Chronic post-operative pain after thoracotomy (CPTP) occurs in about half of the cases. Earlier findings in rat models of persistent neuropathic and inflammatory pain suggest that activation of different spinal Mitogen Activated Protein Kinases (MAPK) is critical for the initial and some longer-lasting pain, but no one has examined the MAPK activation pattern during chronic post-surgical pain. Recently we showed that ablation of Neurokinin-1 receptor (NK-1R)- expressing neurons in the rat rostral ventromedial medulla (RVM), by micro-injection of the specific neurotoxin SSP-SAP, (Sar9, Met(O2)11-Substance P conjugated to the ribosomal toxin saporin, 3 weeks before thoracotomy and rib retraction (TRR) was able to completely prevent CPTP, assayed by tactile hypersensitivity. Blank SAP, which has no cytotoxic activity, caused no change in CPTP. However, the same ablation procedure conducted post-surgically was less than fully effective to reverse these signs of CPTP. In the current study we tested the hypothesis that these differences in pain between pre-operative SSP-SAP (prevention), pre-operative Blank-SAP (control) and post-operative SSP-SAP (reversal) were correlated with the degree of long-term spinal MAPK activation (phosphorylation).

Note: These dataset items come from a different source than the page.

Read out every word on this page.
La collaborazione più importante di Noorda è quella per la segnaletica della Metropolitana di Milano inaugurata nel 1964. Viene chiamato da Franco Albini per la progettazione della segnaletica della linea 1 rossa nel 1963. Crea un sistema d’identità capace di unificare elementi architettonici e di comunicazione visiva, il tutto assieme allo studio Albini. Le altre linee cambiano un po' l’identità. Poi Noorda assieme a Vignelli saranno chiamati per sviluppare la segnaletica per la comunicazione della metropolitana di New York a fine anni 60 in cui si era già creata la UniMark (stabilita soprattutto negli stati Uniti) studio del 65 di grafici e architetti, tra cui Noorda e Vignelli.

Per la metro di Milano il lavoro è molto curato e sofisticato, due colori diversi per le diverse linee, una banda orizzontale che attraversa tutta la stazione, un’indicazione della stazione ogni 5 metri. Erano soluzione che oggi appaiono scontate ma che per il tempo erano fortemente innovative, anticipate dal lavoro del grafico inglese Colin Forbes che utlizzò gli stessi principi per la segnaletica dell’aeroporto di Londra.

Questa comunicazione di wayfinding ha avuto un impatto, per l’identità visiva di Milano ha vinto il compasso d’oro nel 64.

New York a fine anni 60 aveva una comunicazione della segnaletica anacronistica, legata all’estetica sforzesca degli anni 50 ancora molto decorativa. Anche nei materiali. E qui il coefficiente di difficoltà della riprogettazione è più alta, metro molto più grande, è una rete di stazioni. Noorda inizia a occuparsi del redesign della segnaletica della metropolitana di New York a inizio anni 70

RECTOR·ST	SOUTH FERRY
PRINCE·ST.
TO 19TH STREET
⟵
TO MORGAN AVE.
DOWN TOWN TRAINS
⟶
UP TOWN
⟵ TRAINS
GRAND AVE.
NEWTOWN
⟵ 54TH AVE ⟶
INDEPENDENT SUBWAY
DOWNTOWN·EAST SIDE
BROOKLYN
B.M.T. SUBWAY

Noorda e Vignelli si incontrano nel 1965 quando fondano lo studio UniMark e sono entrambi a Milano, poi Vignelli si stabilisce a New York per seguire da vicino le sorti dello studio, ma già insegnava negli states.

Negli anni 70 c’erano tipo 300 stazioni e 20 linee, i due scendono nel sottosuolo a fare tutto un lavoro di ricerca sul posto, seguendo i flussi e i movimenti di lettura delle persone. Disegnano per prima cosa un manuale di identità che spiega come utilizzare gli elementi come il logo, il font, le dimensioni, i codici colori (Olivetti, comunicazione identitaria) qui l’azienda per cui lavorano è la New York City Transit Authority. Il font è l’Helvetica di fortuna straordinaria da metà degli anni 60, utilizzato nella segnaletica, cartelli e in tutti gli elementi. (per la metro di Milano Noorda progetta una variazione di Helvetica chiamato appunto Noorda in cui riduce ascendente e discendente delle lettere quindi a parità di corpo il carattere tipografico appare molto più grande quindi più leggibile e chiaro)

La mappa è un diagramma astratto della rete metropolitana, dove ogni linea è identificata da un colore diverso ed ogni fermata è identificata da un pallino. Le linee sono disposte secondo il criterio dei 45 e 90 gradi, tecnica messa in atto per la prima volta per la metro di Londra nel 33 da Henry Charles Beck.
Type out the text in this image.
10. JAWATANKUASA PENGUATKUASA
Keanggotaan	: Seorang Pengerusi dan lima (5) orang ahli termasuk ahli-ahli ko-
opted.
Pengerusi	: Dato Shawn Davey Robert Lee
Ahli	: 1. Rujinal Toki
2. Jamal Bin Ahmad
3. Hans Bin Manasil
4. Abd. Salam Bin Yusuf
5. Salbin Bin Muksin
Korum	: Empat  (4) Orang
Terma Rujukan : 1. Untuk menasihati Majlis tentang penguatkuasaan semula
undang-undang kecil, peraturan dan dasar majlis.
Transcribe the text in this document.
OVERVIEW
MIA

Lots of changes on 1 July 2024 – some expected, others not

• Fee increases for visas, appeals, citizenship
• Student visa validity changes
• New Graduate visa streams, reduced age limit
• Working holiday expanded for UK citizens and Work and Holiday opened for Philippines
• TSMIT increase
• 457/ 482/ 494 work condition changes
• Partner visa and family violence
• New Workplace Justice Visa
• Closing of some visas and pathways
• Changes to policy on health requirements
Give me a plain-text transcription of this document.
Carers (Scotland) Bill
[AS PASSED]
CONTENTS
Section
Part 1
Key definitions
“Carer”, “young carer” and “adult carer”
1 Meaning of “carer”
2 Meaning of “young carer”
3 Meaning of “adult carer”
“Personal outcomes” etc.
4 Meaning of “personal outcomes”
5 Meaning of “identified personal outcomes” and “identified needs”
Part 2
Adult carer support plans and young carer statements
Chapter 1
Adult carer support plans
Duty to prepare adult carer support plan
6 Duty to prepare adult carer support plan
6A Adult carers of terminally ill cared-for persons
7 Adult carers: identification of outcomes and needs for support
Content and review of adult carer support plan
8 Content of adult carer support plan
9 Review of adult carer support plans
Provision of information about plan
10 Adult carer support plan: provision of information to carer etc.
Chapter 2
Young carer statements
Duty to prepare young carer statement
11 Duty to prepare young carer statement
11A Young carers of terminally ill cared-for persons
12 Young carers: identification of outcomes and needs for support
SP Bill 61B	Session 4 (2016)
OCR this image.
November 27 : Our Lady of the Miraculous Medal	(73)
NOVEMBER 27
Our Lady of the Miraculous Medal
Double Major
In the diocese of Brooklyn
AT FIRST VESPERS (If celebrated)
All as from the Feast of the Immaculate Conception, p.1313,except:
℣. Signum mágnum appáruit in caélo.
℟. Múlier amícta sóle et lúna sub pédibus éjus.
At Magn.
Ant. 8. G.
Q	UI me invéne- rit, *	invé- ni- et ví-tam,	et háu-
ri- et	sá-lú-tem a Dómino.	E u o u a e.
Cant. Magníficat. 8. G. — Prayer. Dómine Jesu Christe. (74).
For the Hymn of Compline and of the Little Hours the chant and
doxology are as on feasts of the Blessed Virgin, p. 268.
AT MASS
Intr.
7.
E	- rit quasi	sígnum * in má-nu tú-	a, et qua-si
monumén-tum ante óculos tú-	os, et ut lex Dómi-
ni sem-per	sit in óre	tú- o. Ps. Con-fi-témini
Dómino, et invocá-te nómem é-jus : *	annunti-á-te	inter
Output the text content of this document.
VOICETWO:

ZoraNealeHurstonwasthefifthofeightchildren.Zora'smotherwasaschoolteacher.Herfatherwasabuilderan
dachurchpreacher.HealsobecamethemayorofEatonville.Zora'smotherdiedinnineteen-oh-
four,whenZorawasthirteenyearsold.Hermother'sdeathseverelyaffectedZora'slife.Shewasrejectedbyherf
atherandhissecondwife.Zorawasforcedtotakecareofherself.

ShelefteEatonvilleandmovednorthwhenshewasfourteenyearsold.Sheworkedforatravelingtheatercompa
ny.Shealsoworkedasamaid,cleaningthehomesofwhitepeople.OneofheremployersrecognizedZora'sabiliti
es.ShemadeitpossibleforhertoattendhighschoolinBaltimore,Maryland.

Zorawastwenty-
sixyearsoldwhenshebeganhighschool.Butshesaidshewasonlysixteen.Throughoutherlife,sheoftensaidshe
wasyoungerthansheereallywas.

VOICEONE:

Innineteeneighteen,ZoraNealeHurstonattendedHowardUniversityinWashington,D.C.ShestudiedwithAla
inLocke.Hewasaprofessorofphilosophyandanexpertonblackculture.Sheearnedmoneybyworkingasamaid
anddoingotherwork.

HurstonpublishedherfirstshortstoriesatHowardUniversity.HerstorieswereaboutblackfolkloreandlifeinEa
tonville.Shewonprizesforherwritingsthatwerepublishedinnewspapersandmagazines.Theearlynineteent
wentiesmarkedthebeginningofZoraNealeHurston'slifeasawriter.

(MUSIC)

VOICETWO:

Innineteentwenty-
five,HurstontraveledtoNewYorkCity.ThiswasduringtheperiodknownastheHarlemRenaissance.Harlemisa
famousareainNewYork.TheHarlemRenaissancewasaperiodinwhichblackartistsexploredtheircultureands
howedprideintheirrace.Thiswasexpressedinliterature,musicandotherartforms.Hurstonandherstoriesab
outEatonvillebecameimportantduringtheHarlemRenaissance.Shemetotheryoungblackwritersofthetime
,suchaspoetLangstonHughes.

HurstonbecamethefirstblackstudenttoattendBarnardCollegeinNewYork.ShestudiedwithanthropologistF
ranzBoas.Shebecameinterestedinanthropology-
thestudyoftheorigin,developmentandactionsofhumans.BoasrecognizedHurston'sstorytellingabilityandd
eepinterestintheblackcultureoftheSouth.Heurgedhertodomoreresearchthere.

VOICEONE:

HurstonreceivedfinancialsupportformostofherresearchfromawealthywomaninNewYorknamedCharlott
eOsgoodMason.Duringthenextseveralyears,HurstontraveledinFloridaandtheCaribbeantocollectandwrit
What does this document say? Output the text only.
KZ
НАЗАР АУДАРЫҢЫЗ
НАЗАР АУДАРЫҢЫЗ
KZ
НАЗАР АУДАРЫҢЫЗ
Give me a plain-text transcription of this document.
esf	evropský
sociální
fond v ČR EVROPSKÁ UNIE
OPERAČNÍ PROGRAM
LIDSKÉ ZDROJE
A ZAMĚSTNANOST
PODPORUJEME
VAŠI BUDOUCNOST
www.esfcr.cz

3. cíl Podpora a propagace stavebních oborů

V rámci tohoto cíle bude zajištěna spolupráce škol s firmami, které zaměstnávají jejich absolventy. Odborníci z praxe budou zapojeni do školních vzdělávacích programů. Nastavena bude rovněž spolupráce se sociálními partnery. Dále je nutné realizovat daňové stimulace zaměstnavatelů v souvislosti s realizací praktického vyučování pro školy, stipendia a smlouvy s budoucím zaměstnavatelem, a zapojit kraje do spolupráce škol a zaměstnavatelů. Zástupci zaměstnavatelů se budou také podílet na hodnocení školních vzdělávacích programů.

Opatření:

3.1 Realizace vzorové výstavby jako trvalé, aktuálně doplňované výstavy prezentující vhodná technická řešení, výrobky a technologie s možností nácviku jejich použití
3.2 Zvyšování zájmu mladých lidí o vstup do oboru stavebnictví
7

We did this by assessing activated MAPKs, pERK, p-p38 and pJNK in spinal cord by Western blot and immunocytochemistry. Both assays revealed no differences in activated spinal MAPK levels assayed 5 weeks after surgery among the three groups, regardless of the pain level, showing that persistent pain in this model is not due to a persistent activation of spinal MAPKs.